Capabilities
Capabilities are used to break down the super privileges enjoyed by the root user into fine-grained permissions. This means that even as a root user, you are not able to do whatever you want unless you have been granted the corresponding capabilities.
Prepare rootfs
We'll need to install some additional tool (libcap) to explore the capabilities, so here some instruction of how to prepare such a rootfs.
First, create a docker container with libcap installed,
sudo docker run -it alpine sh -c 'apk add -U libcap; capsh --print'
Use docker ps -a
to find out the container ID of the one we just ran; it should be the latest one.
Then, export the rootfs to create a runc
runtime bundle.
mkdir rootfs
docker export $container_id | tar -C rootfs -xvf -
runc spec
Capability
To understand what capabilities are: Using the default config.json
generated from runc spec
, you are not allowed to set the hostname, even as root.
$ sudo runc run xyxy67
/ # id
uid=0(root) gid=0(root)
/ # hostname cool
hostname: sethostname: Operation not permitted
That's because setting the hostname requires the CAP_SYS_ADMIN
capability, even for the root user. We can add this capability by including CAP_SYS_ADMIN
in the bounding
, permitted
, and effective
lists of the capabilities attribute for the init process.
Run another container with the new configuration, and now you will be allowed to set the hostname.
$ sudo runc run xyxy67
/ # hostname
runc
/ # hostname hello
/ # hostname
hello
/ #
Run another command in the same container, and it will able to set hostname as well since it inherits the capability of the init process.
$ sudo runc exec -t xyxy67 /bin/sh
[sudo] password for binchen:
/ # hostname
hello
/ # hostname good
/ # hostname
good
Get capability
Get the PID of the two processes in the runtime PID namespace.
$ sudo runc ps xyxy67
UID PID PPID C STIME TTY TIME CMD
root 26002 25993 0 11:42 pts/0 00:00:00 /bin/sh
root 26059 26051 0 11:43 pts/1 00:00:00 /bin/sh
Install pscap
on the host:
sudo apt-get install libcap-ng-utils
Check capabilities of the running process using the pids in the host namespace.
$ pscap | grep "26059\|26002"
25993 26002 root sh kill, net_bind_service, sys_admin, audit_write
26051 26059 root sh kill, net_bind_service, sys_admin, audit_write
And we can confirm those two process has the sys_admin
capability.
Request additional capability
The exec can require additional caps that don't exist in the config.json
.
Run another container xyxy78
without the CAP_SYS_ADMIN
in the config.json
.
Double check it indeed doesn't have the CAPS.
$ sudo runc ps xyxy78
UID PID PPID C STIME TTY TIME CMD
root 27385 27376 0 11:57 pts/0 00:00:00 /bin/sh
$ pscap | grep 27385
27376 27385 root sh kill, net_bind_service, audit_write
Start another process in xyxy78
but with additional CAP_SYS_ADMIN capability, using --cap
option.
sudo runc exec --cap CAP_SYS_ADMIN xyxy78 /bin/hostname cool
Under the hood, the --cap
option sets up the capability list for the process that will be executed, similar to how these settings are established in the config.json
for the init process.
capsh
You can use capsh explore a little bit more.
Run capsh --print
inside of the container.
This is the output with default config.json:
# capsh --print
Current: = cap_kill,cap_net_bind_service,cap_audit_write+eip
Bounding set =cap_kill,cap_net_bind_service,cap_audit_write
Securebits: 00/0x0/1'b0
secure-noroot: no (unlocked)
secure-no-suid-fixup: no (unlocked)
secure-keep-caps: no (unlocked)
uid=0(root)
gid=0(root)
groups=
This is the output with the added CAP_SYS_ADMIN
capability.
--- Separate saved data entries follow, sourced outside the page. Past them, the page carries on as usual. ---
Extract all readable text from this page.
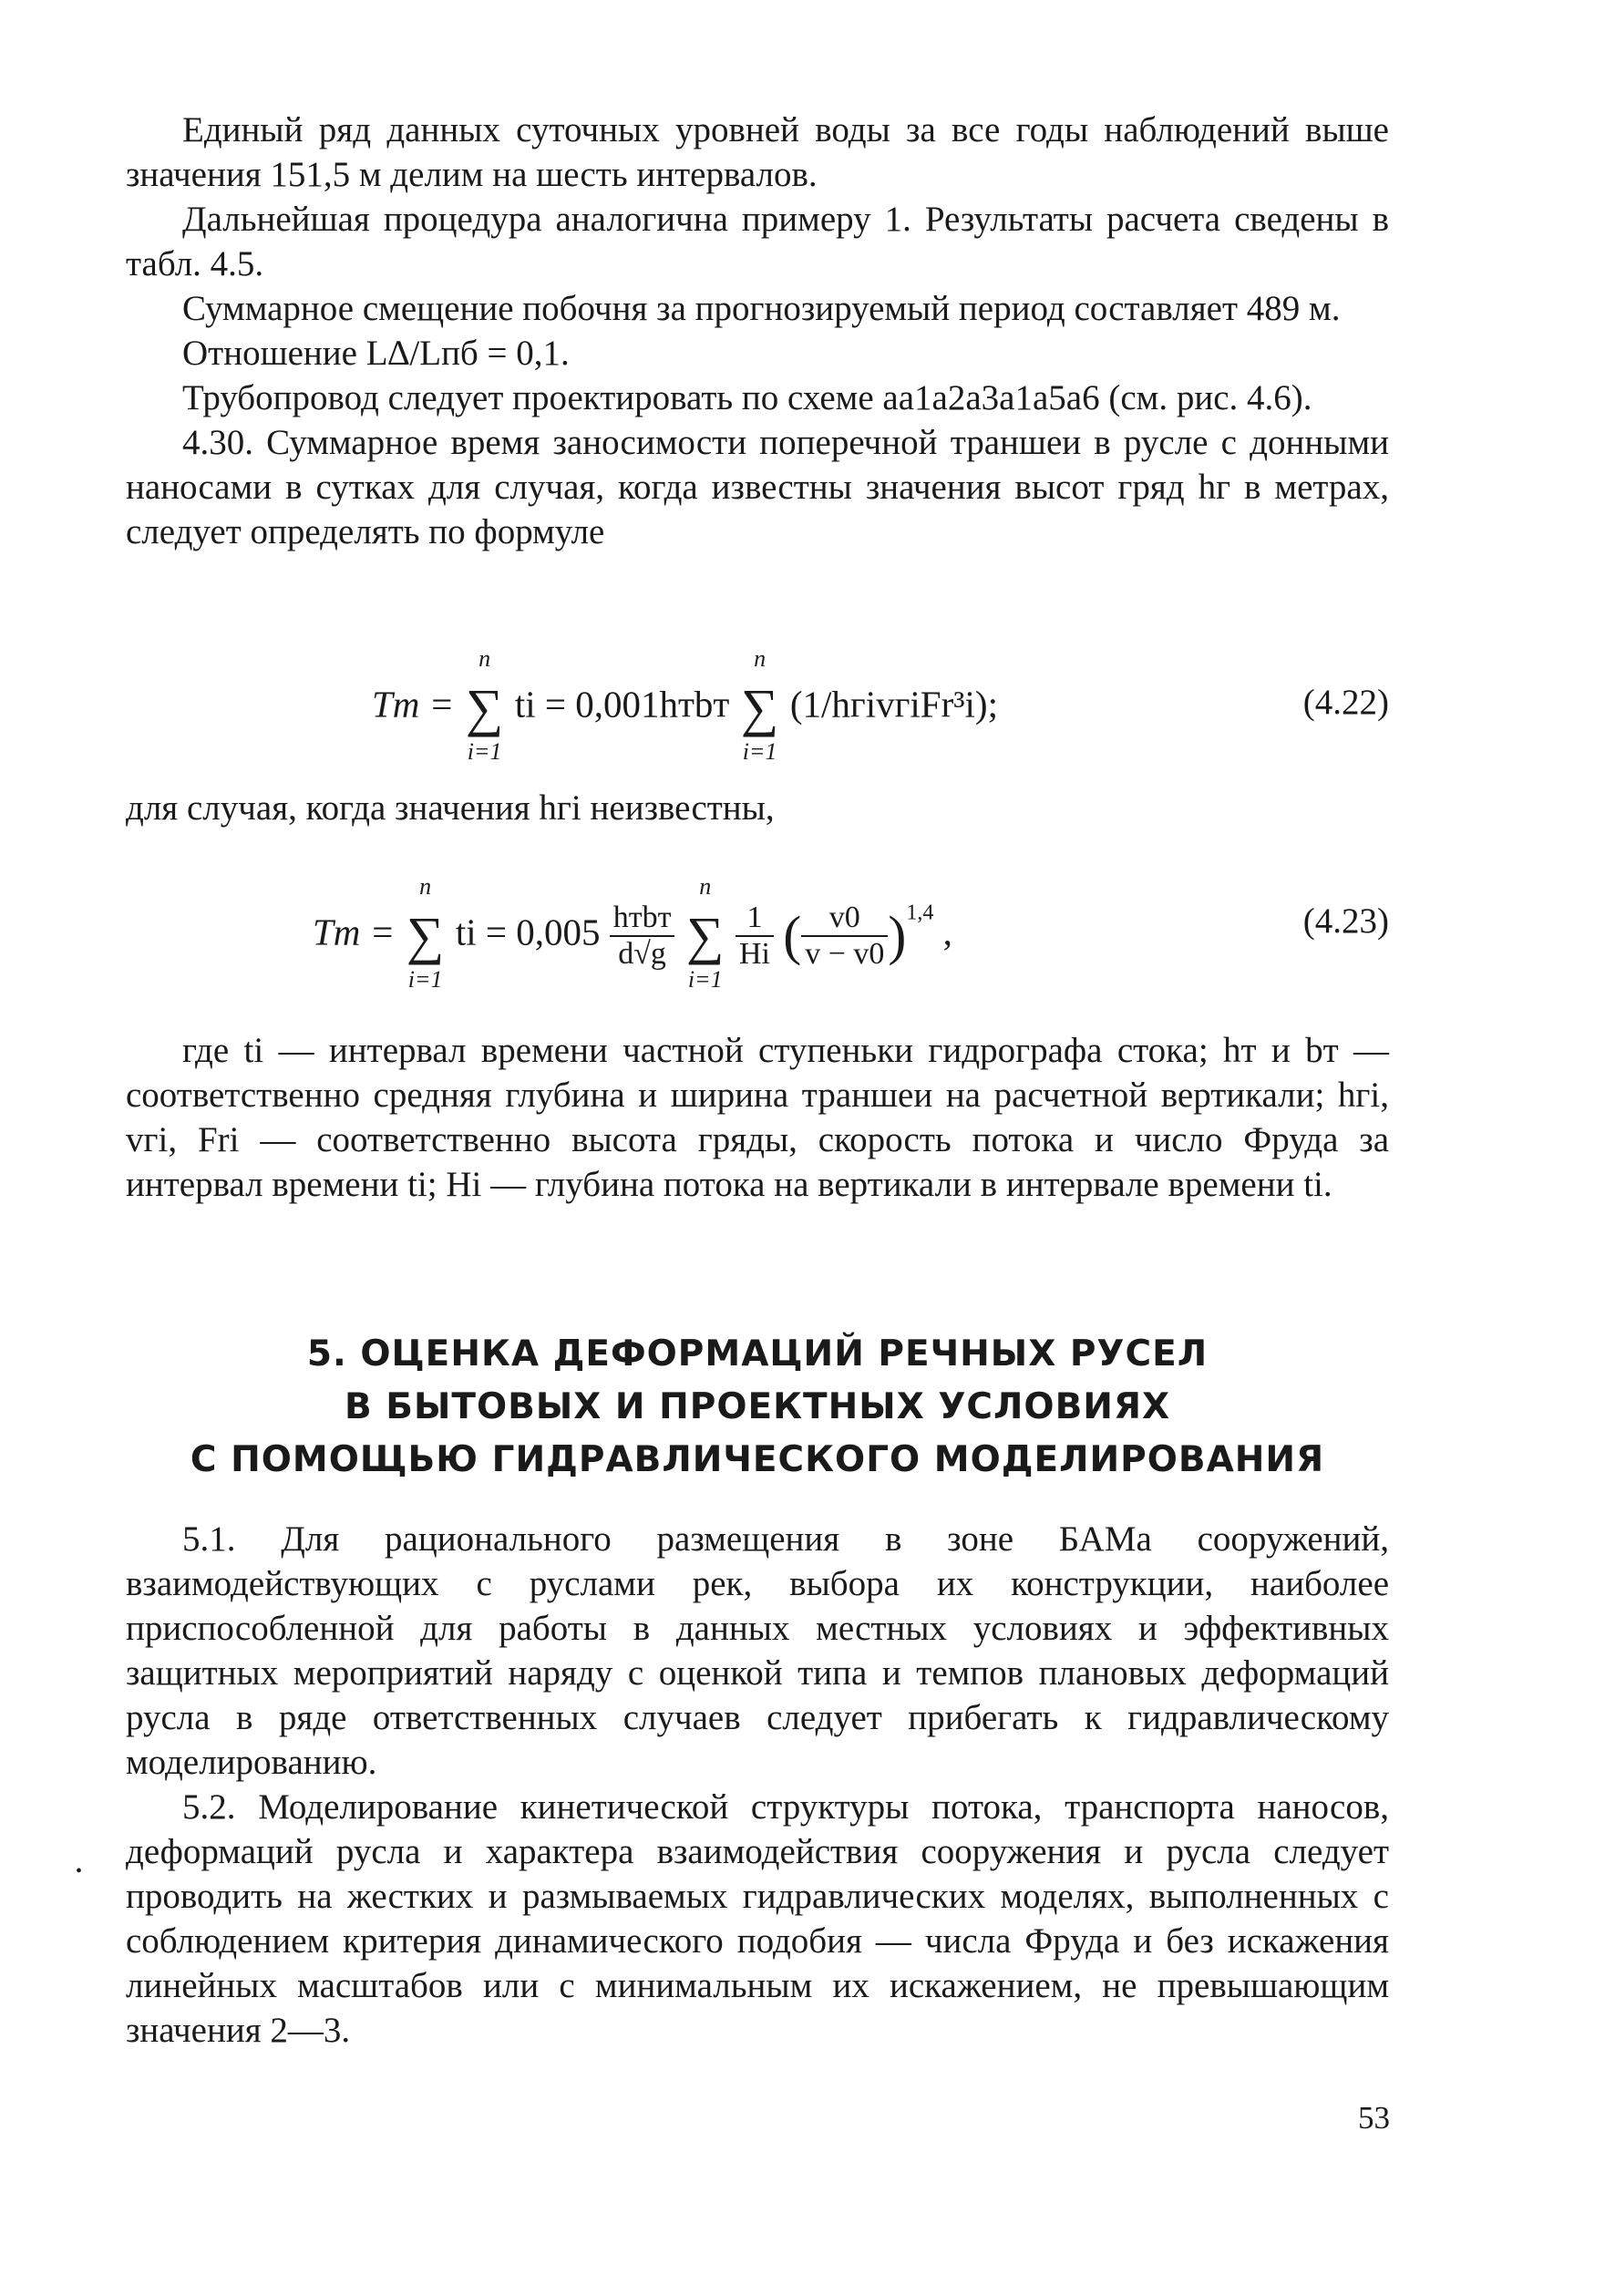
Единый ряд данных суточных уровней воды за все годы наблюдений выше значения 151,5 м делим на шесть интервалов.

Дальнейшая процедура аналогична примеру 1. Результаты расчета сведены в табл. 4.5.

Суммарное смещение побочня за прогнозируемый период составляет 489 м.

Отношение L∆/Lпб = 0,1.

Трубопровод следует проектировать по схеме aa1a2a3a1a5a6 (см. рис. 4.6).

4.30. Суммарное время заносимости поперечной траншеи в русле с донными наносами в сутках для случая, когда известны значения высот гряд hг в метрах, следует определять по формуле

Tт =
n
∑
i=1
ti = 0,001hтbт
n
∑
i=1
(1/hгivгiFr³i);	(4.22)

для случая, когда значения hгi неизвестны,

Tт =
n
∑
i=1
ti = $0,005 \frac{\text{hтbт}}{d√g}$

n
∑
i=1

$\frac{1}{Hi}$ ( $\frac{v0}{v - v0} )^{1,4}$ ,	(4.23)

где ti — интервал времени частной ступеньки гидрографа стока; hт и bт — соответственно средняя глубина и ширина траншеи на расчетной вертикали; hгi, vгi, Fri — соответственно высота гряды, скорость потока и число Фруда за интервал времени ti; Hi — глубина потока на вертикали в интервале времени ti.

5. ОЦЕНКА ДЕФОРМАЦИЙ РЕЧНЫХ РУСЕЛ
В БЫТОВЫХ И ПРОЕКТНЫХ УСЛОВИЯХ
С ПОМОЩЬЮ ГИДРАВЛИЧЕСКОГО МОДЕЛИРОВАНИЯ

5.1. Для рационального размещения в зоне БАМа сооружений, взаимодействующих с руслами рек, выбора их конструкции, наиболее приспособленной для работы в данных местных условиях и эффективных защитных мероприятий наряду с оценкой типа и темпов плановых деформаций русла в ряде ответственных случаев следует прибегать к гидравлическому моделированию.

5.2. Моделирование кинетической структуры потока, транспорта наносов, деформаций русла и характера взаимодействия сооружения и русла следует проводить на жестких и размываемых гидравлических моделях, выполненных с соблюдением критерия динамического подобия — числа Фруда и без искажения линейных масштабов или с минимальным их искажением, не превышающим значения 2—3.

•
53
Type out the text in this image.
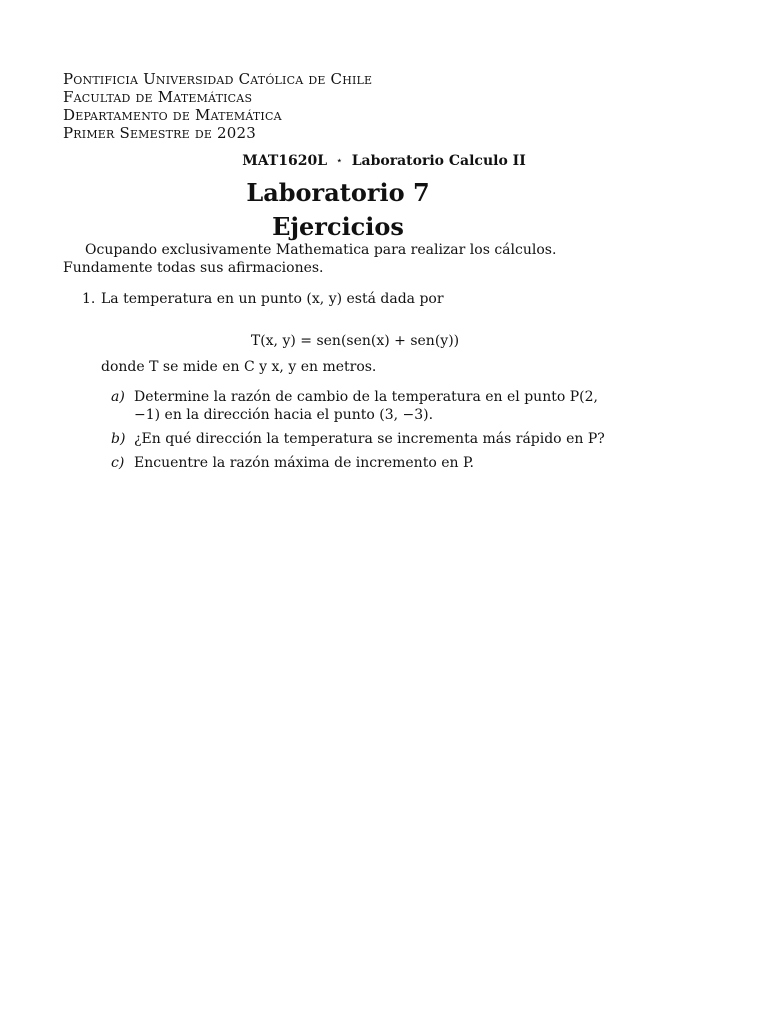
Pontificia Universidad Católica de Chile
Facultad de Matemáticas
Departamento de Matemática
Primer Semestre de 2023
MAT1620L ⋆ Laboratorio Calculo II
Laboratorio 7
Ejercicios
Ocupando exclusivamente Mathematica para realizar los cálculos. Fundamente todas sus afirmaciones.
1. La temperatura en un punto (x, y) está dada por
T(x, y) = sen(sen(x) + sen(y))
donde T se mide en C y x, y en metros.
a) Determine la razón de cambio de la temperatura en el punto P(2, −1) en la dirección hacia el punto (3, −3).
b) ¿En qué dirección la temperatura se incrementa más rápido en P?
c) Encuentre la razón máxima de incremento en P.
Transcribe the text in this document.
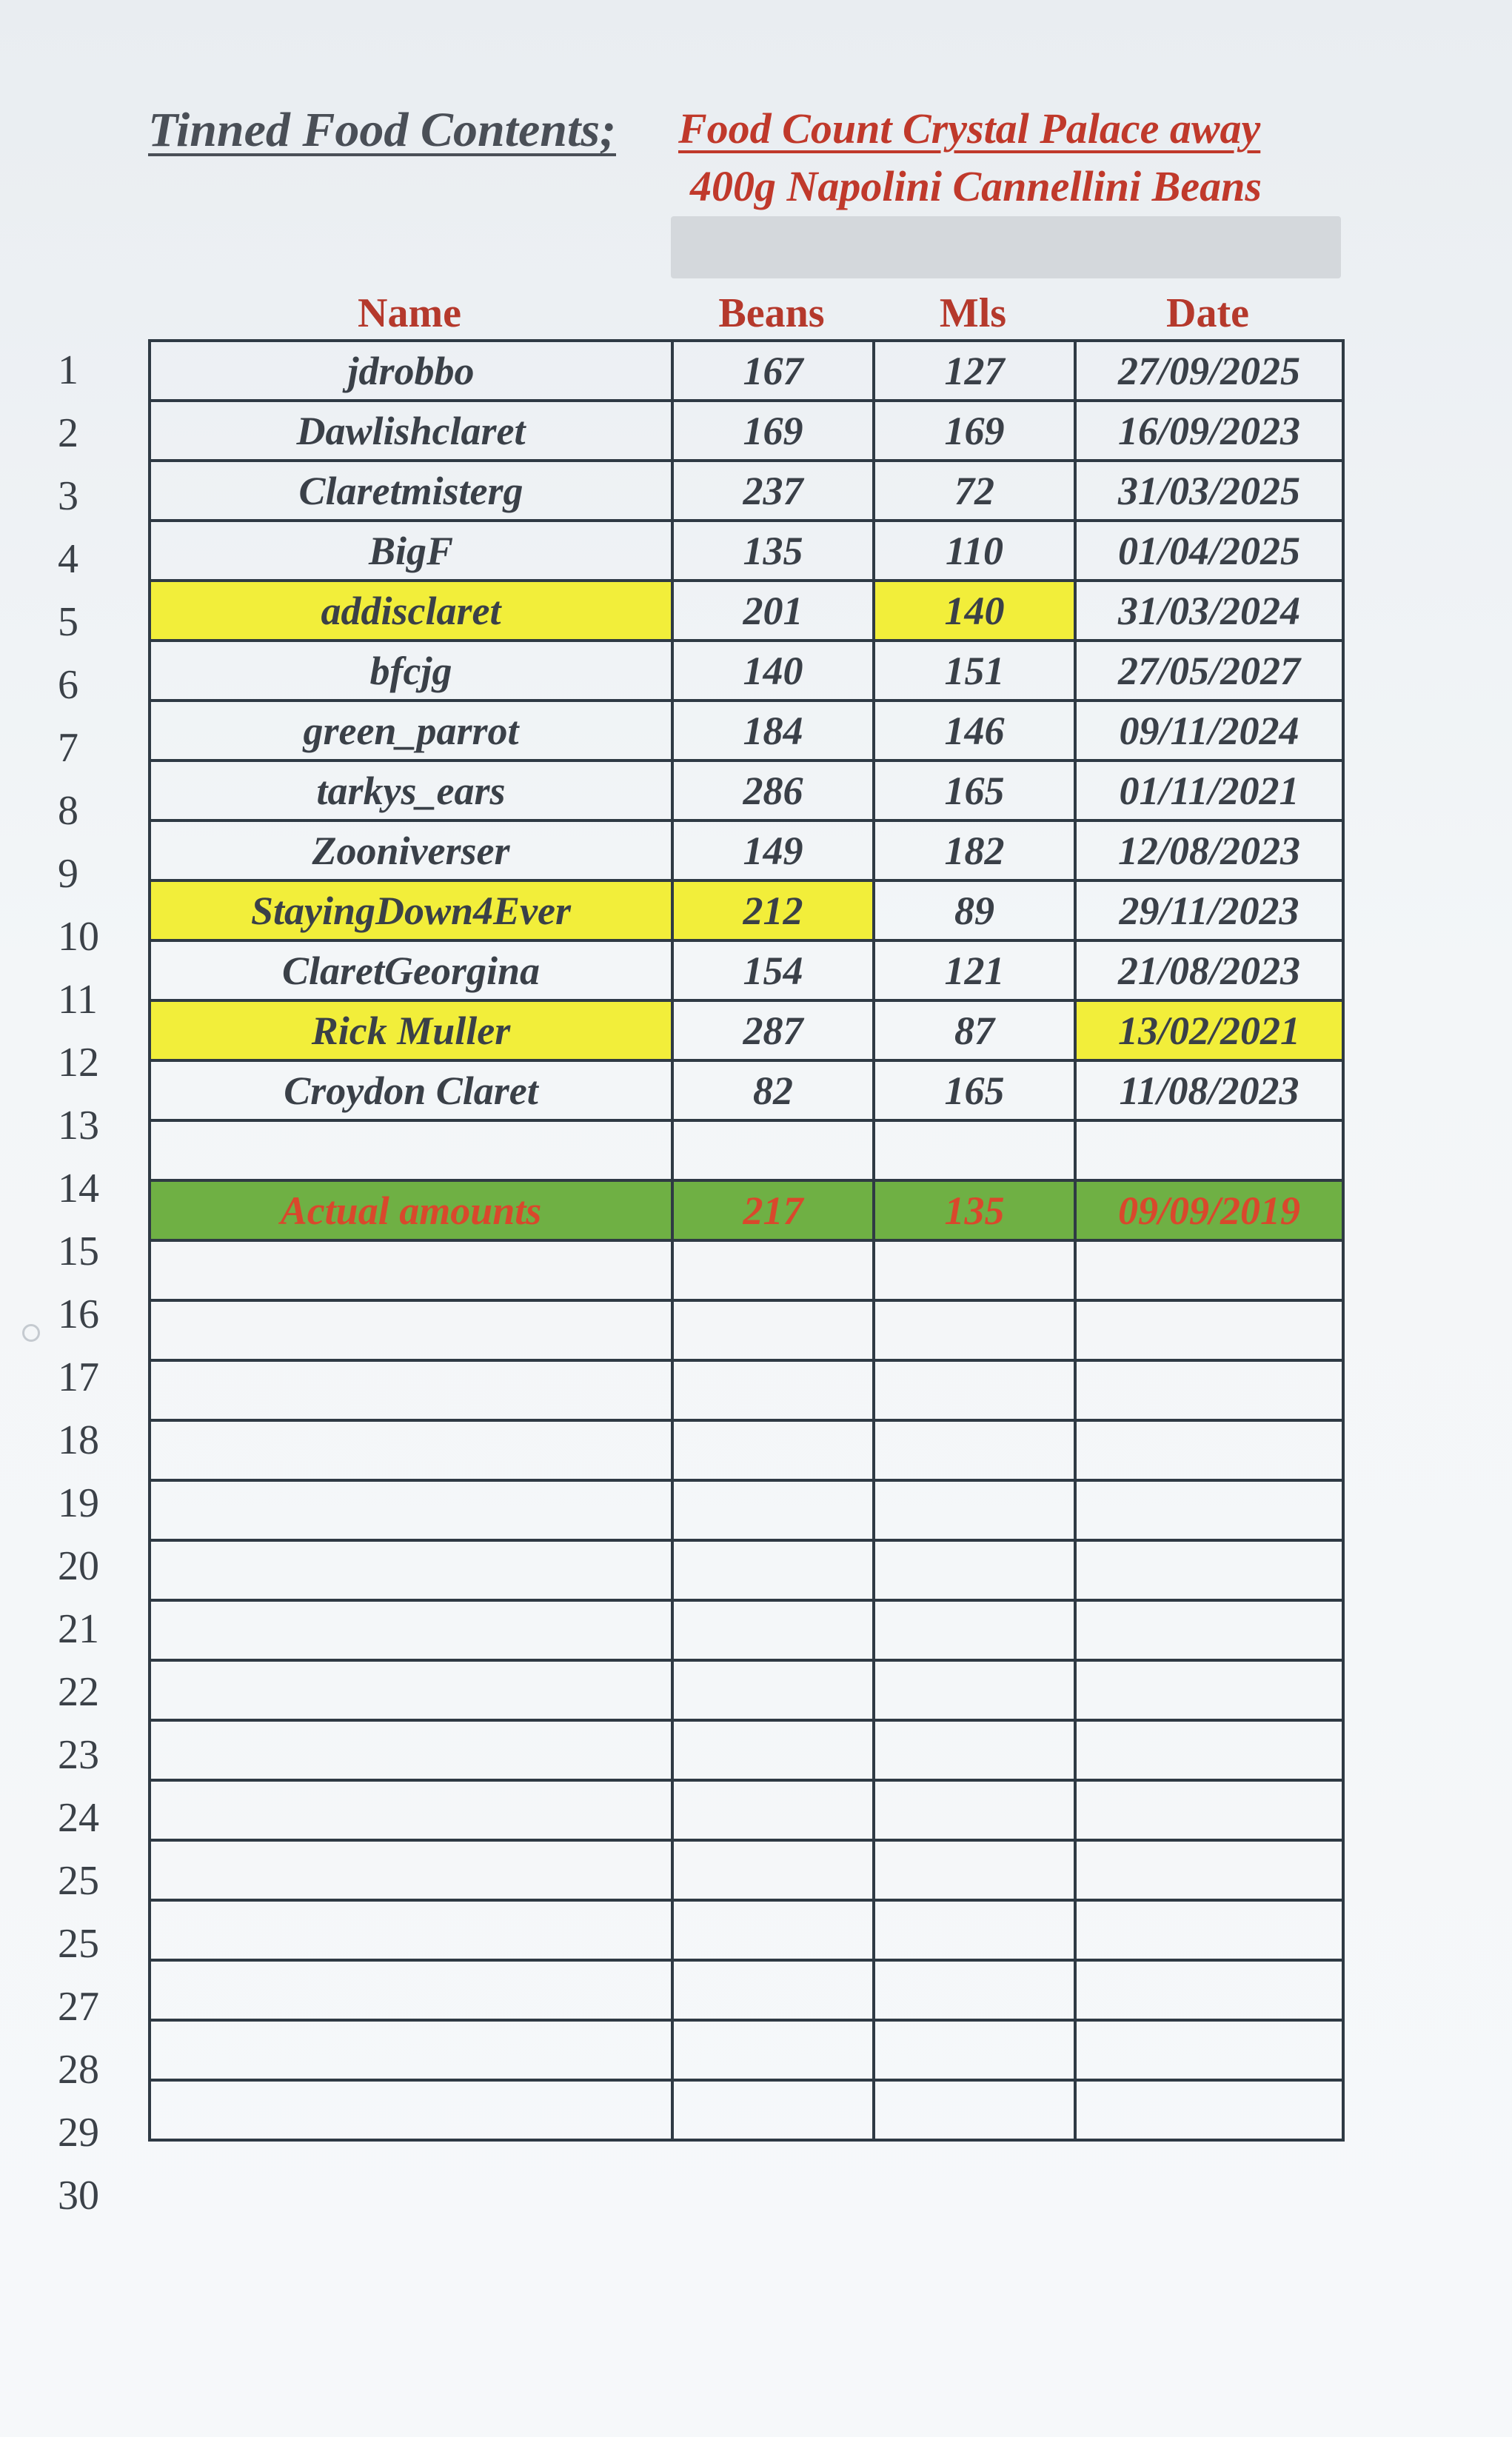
Tinned Food Contents; Food Count Crystal Palace away
400g Napolini Cannellini Beans
Name	Beans	Mls	Date
1
2
3
4
5
6
7
8
9
10
11
12
13
14
15
16
17
18
19
20
21
22
23
24
25
25
27
28
29
30
jdrobbo	167	127	27/09/2025
Dawlishclaret	169	169	16/09/2023
Claretmisterg	237	72	31/03/2025
BigF	135	110	01/04/2025
addisclaret	201	140	31/03/2024
bfcjg	140	151	27/05/2027
green_parrot	184	146	09/11/2024
tarkys_ears	286	165	01/11/2021
Zooniverser	149	182	12/08/2023
StayingDown4Ever	212	89	29/11/2023
ClaretGeorgina	154	121	21/08/2023
Rick Muller	287	87	13/02/2021
Croydon Claret	82	165	11/08/2023

Actual amounts	217	135	09/09/2019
Compared with the previous one, we can see an additional cap_sys_admin+ep
in the "Current" section and cap_sys_admin
in the "Bounding Set". The "+ep" indicates that the preceding capabilities are in both the "effective" and "permitted" lists. For more information regarding the capability list, see capabilities.
# capsh --print
Current: = cap_kill,cap_net_bind_service,cap_audit_write+eip cap_sys_admin+ep
Bounding set =cap_kill,cap_net_bind_service,cap_sys_admin,cap_audit_write
Securebits: 00/0x0/1'b0
secure-noroot: no (unlocked)
secure-no-suid-fixup: no (unlocked)
secure-keep-caps: no (unlocked)
uid=0(root)
gid=0(root)
groups=
Summary
We investigated how Linux capability is used to limit the things a process can do and thus increase the security of the container.